Kemudian muncul permasalahan dalam lakon penuh komedi satir tersebut ketika Bagong kehilangan dua bebek. Petruk yang miskin tak dapat mengganti kerugian sang majikan. Lalu, datanglah Gareng. Setelah bersepakat soal imbalan, Gareng berjanji membantu Petruk untuk mengatasi persoalan tersebut.

Pada persidangan yang dipimpin Semar, Gareng merencanakan akal-akalan untuk mengelabui Bagong dengan bahasa Wek-Wek. Akal-akalan Gareng berhasil. Semar memutuskan Petruk tidak bersalah. Sebaliknya, Bagong harus mengganti segala kerugian Petruk yang merasa diperlakukan tidak adil selama bekerja.

Gareng yang berhasil memenangkan Petruk pun datang menagih janji. Dia tak cuma meminta uang, tetapi juga seekor bebek yang ternyata disembunyikan Petruk. Saat Gareng sibuk mencari-cari bebek, Petruk membawa pergi semua uang dari Gareng.

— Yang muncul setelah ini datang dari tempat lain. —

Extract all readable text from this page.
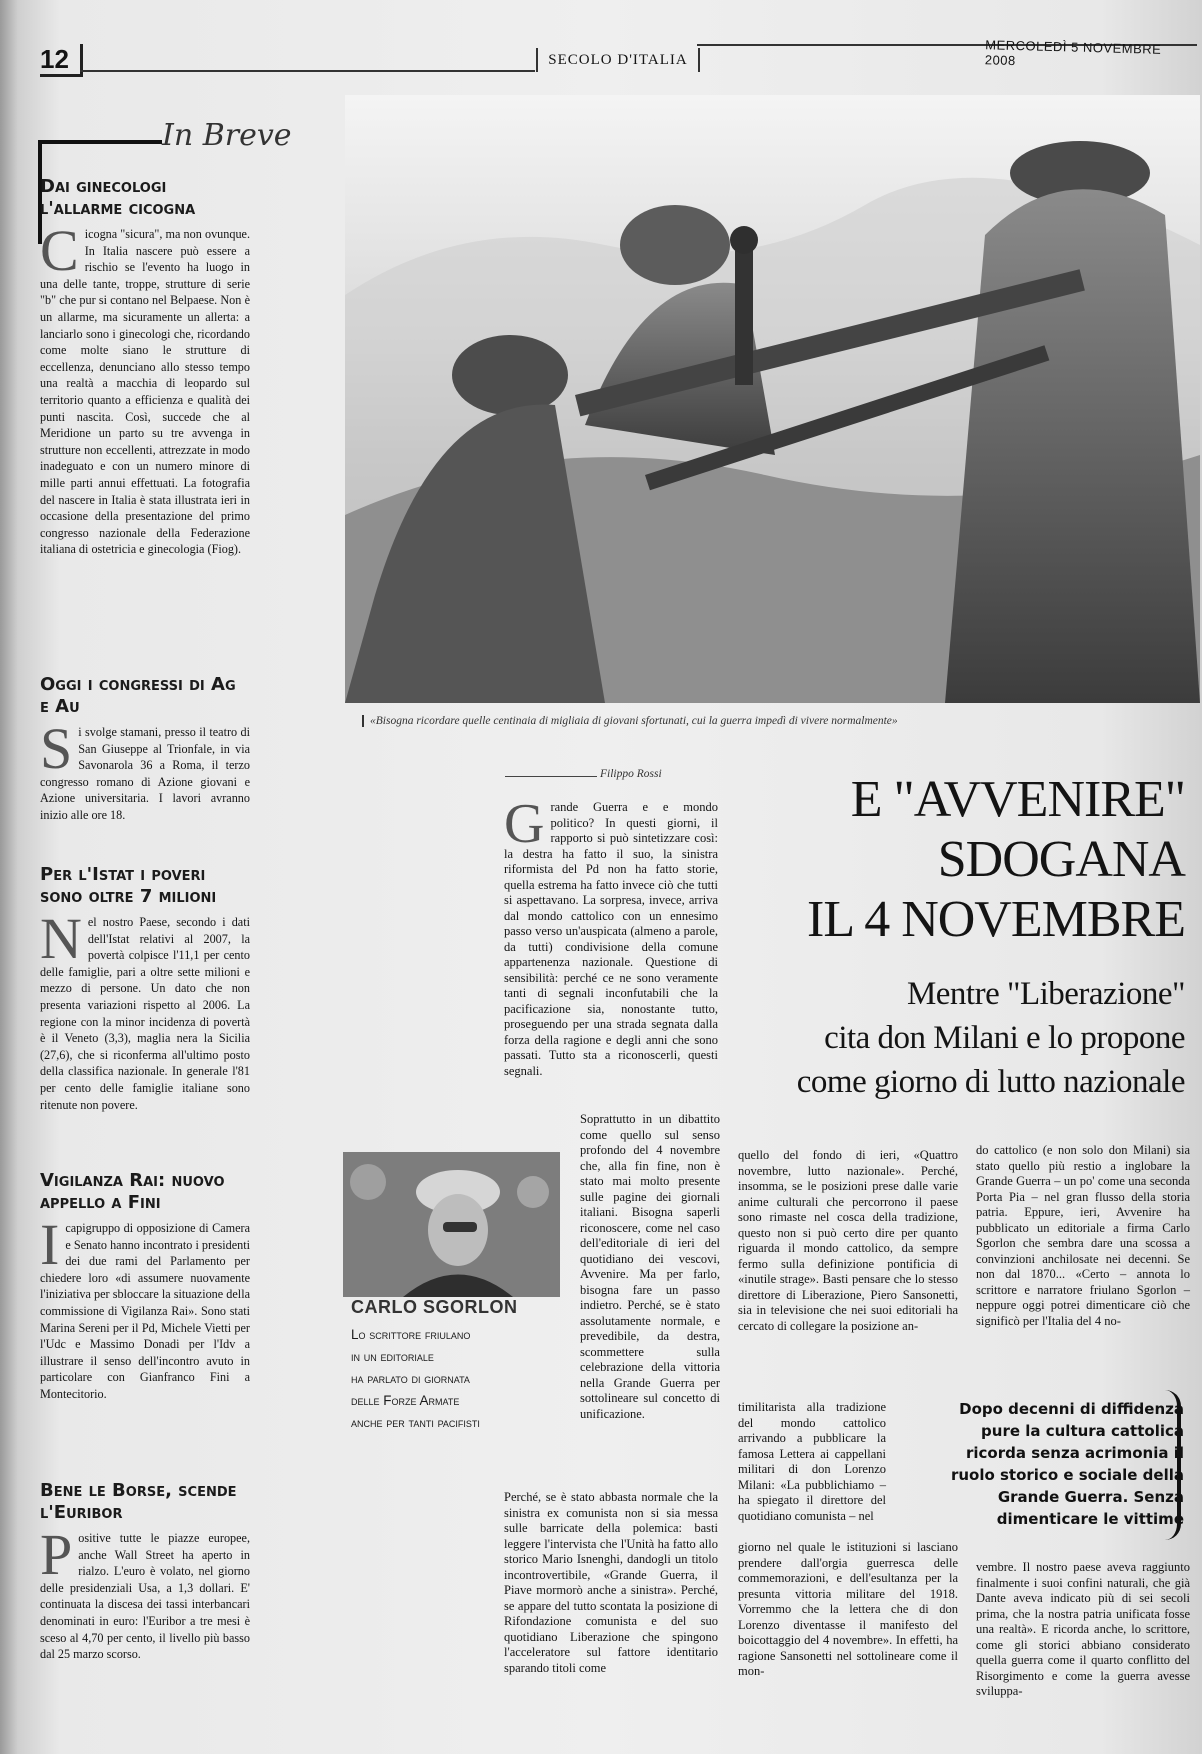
12	SECOLO D'ITALIA
MERCOLEDÌ 5 NOVEMBRE 2008
In Breve
Dai ginecologi l'allarme cicogna
C icogna "sicura", ma non ovunque. In Italia nascere può essere a rischio se l'evento ha luogo in una delle tante, troppe, strutture di serie "b" che pur si contano nel Belpaese. Non è un allarme, ma sicuramente un allerta: a lanciarlo sono i ginecologi che, ricordando come molte siano le strutture di eccellenza, denunciano allo stesso tempo una realtà a macchia di leopardo sul territorio quanto a efficienza e qualità dei punti nascita. Così, succede che al Meridione un parto su tre avvenga in strutture non eccellenti, attrezzate in modo inadeguato e con un numero minore di mille parti annui effettuati. La fotografia del nascere in Italia è stata illustrata ieri in occasione della presentazione del primo congresso nazionale della Federazione italiana di ostetricia e ginecologia (Fiog).
Oggi i congressi di Ag e Au
S i svolge stamani, presso il teatro di San Giuseppe al Trionfale, in via Savonarola 36 a Roma, il terzo congresso romano di Azione giovani e Azione universitaria. I lavori avranno inizio alle ore 18.
Per l'Istat i poveri sono oltre 7 milioni
N el nostro Paese, secondo i dati dell'Istat relativi al 2007, la povertà colpisce l'11,1 per cento delle famiglie, pari a oltre sette milioni e mezzo di persone. Un dato che non presenta variazioni rispetto al 2006. La regione con la minor incidenza di povertà è il Veneto (3,3), maglia nera la Sicilia (27,6), che si riconferma all'ultimo posto della classifica nazionale. In generale l'81 per cento delle famiglie italiane sono ritenute non povere.
Vigilanza Rai: nuovo appello a Fini
I capigruppo di opposizione di Camera e Senato hanno incontrato i presidenti dei due rami del Parlamento per chiedere loro «di assumere nuovamente l'iniziativa per sbloccare la situazione della commissione di Vigilanza Rai». Sono stati Marina Sereni per il Pd, Michele Vietti per l'Udc e Massimo Donadi per l'Idv a illustrare il senso dell'incontro avuto in particolare con Gianfranco Fini a Montecitorio.
Bene le Borse, scende l'Euribor
P ositive tutte le piazze europee, anche Wall Street ha aperto in rialzo. L'euro è volato, nel giorno delle presidenziali Usa, a 1,3 dollari. E' continuata la discesa dei tassi interbancari denominati in euro: l'Euribor a tre mesi è sceso al 4,70 per cento, il livello più basso dal 25 marzo scorso.
«Bisogna ricordare quelle centinaia di migliaia di giovani sfortunati, cui la guerra impedì di vivere normalmente»
Filippo Rossi	E "AVVENIRE"
SDOGANA
IL 4 NOVEMBRE
Mentre "Liberazione"
cita don Milani e lo propone
come giorno di lutto nazionale
G rande Guerra e e mondo politico? In questi giorni, il rapporto si può sintetizzare così: la destra ha fatto il suo, la sinistra riformista del Pd non ha fatto storie, quella estrema ha fatto invece ciò che tutti si aspettavano. La sorpresa, invece, arriva dal mondo cattolico con un ennesimo passo verso un'auspicata (almeno a parole, da tutti) condivisione della comune appartenenza nazionale. Questione di sensibilità: perché ce ne sono veramente tanti di segnali inconfutabili che la pacificazione sia, nonostante tutto, proseguendo per una strada segnata dalla forza della ragione e degli anni che sono passati. Tutto sta a riconoscerli, questi segnali.
Soprattutto in un dibattito come quello sul senso profondo del 4 novembre che, alla fin fine, non è stato mai molto presente sulle pagine dei giornali italiani. Bisogna saperli riconoscere, come nel caso dell'editoriale di ieri del quotidiano dei vescovi, Avvenire. Ma per farlo, bisogna fare un passo indietro. Perché, se è stato assolutamente normale, e prevedibile, da destra, scommettere sulla celebrazione della vittoria nella Grande Guerra per sottolineare sul concetto di unificazione.
Perché, se è stato abbasta normale che la sinistra ex comunista non si sia messa sulle barricate della polemica: basti leggere l'intervista che l'Unità ha fatto allo storico Mario Isnenghi, dandogli un titolo incontrovertibile, «Grande Guerra, il Piave mormorò anche a sinistra». Perché, se appare del tutto scontata la posizione di Rifondazione comunista e del suo quotidiano Liberazione che spingono l'acceleratore sul fattore identitario sparando titoli come
quello del fondo di ieri, «Quattro novembre, lutto nazionale». Perché, insomma, se le posizioni prese dalle varie anime culturali che percorrono il paese sono rimaste nel cosca della tradizione, questo non si può certo dire per quanto riguarda il mondo cattolico, da sempre fermo sulla definizione pontificia di «inutile strage». Basti pensare che lo stesso direttore di Liberazione, Piero Sansonetti, sia in televisione che nei suoi editoriali ha cercato di collegare la posizione an-
timilitarista alla tradizione del mondo cattolico arrivando a pubblicare la famosa Lettera ai cappellani militari di don Lorenzo Milani: «La pubblichiamo – ha spiegato il direttore del quotidiano comunista – nel
giorno nel quale le istituzioni si lasciano prendere dall'orgia guerresca delle commemorazioni, e dell'esultanza per la presunta vittoria militare del 1918. Vorremmo che la lettera che di don Lorenzo diventasse il manifesto del boicottaggio del 4 novembre». In effetti, ha ragione Sansonetti nel sottolineare come il mon-
do cattolico (e non solo don Milani) sia stato quello più restio a inglobare la Grande Guerra – un po' come una seconda Porta Pia – nel gran flusso della storia patria. Eppure, ieri, Avvenire ha pubblicato un editoriale a firma Carlo Sgorlon che sembra dare una scossa a convinzioni anchilosate nei decenni. Se non dal 1870... «Certo – annota lo scrittore e narratore friulano Sgorlon – neppure oggi potrei dimenticare ciò che significò per l'Italia del 4 no-
vembre. Il nostro paese aveva raggiunto finalmente i suoi confini naturali, che già Dante aveva indicato più di sei secoli prima, che la nostra patria unificata fosse una realtà». E ricorda anche, lo scrittore, come gli storici abbiano considerato quella guerra come il quarto conflitto del Risorgimento e come la guerra avesse sviluppa-
Dopo decenni di diffidenza pure la cultura cattolica ricorda senza acrimonia il ruolo storico e sociale della Grande Guerra. Senza dimenticare le vittime
CARLO SGORLON
Lo scrittore friulano
in un editoriale
ha parlato di giornata
delle Forze Armate
anche per tanti pacifisti
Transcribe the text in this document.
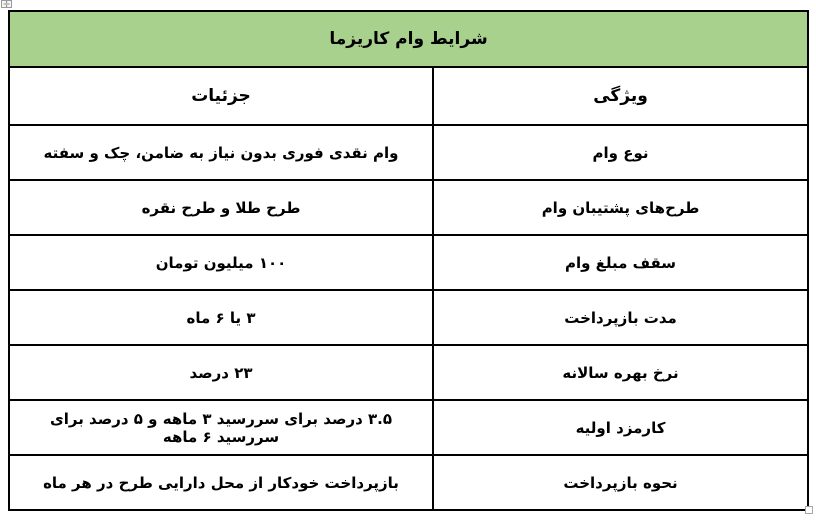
✛
شرایط وام کاریزما	
ویژگی	جزئیات
نوع وام	وام نقدی فوری بدون نیاز به ضامن، چک و سفته
طرح‌های پشتیبان وام	طرح طلا و طرح نقره
سقف مبلغ وام	۱۰۰ میلیون تومان
مدت بازپرداخت	۳ یا ۶ ماه
نرخ بهره سالانه	۲۳ درصد
کارمزد اولیه	۳.۵ درصد برای سررسید ۳ ماهه و ۵ درصد برای سررسید ۶ ماهه
نحوه بازپرداخت	بازپرداخت خودکار از محل دارایی طرح در هر ماه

Masalah yang menimpa Petruk tidak sederhana, persoalan telur dan bebek adalah persoalan bahasa. Persoalan bahasa adalah persoalan komunikasi. Persoalan tersebut adalah persoalan lambang dan pemahaman.

Itu sebabnya Semar dan Gareng si pengacara culas mencoba menjembatani Petruk dan Bagong meski komunikasi mereka jadi aneh dan membingungkan. Perkara tersebut harus diselesaikan sebagai perkara Wek-Wek.

Terjadi tipu-menipu antar tokoh, terlebih lagi pada Gareng, Semar, dan Bagong. Seakan menjadi lumrah sehingga setiap tokoh perlu memainkan tipuan di atas tipuan lain. Akhirnya, yang terjadi adalah praktek kecerdikan menipu. Ini menjadi gambaran yang nyata dalam kehidupan manusia. Memotret keculasan dan kecerdikan dalam kasus hukum.

“Zaman ini zaman edan, tidak ikut edan tidak kebagian,” kata Bagong. Karakter Bagong dan Semar dalam naskah karya Anton Chekov yang diadaptasi oleh Djaduk Djayakusuma ini sedikit banyak menjadi analogi kalangan super-class, pengusaha atau pejabat, dalam kehidupan nyata. Di mana kalangan tersebut seperti tidak pernah peduli dengan apa yang telah terjadi. Menutup mata dengan hasil tindakannya. Cari aman masing-masing.

Lakon ini sebetulnya ingin menggambarkan sebuah kondisi dan situasi masyarakat yang pernah dan kini terjadi. Menjadi potret buram di mana terjadi saling tuding antar individu atau instansi. Yah, seperti perselisihan antara cicak dan buaya.

Sebenarnya lakon ini adalah komedi, membuat penonton tertawa hanya saja yang memerankannya tidak bisa menjadi aktor pada permainan ini sehingga drama ini sangat membosankan dibanding dari penampilan sebelumnya.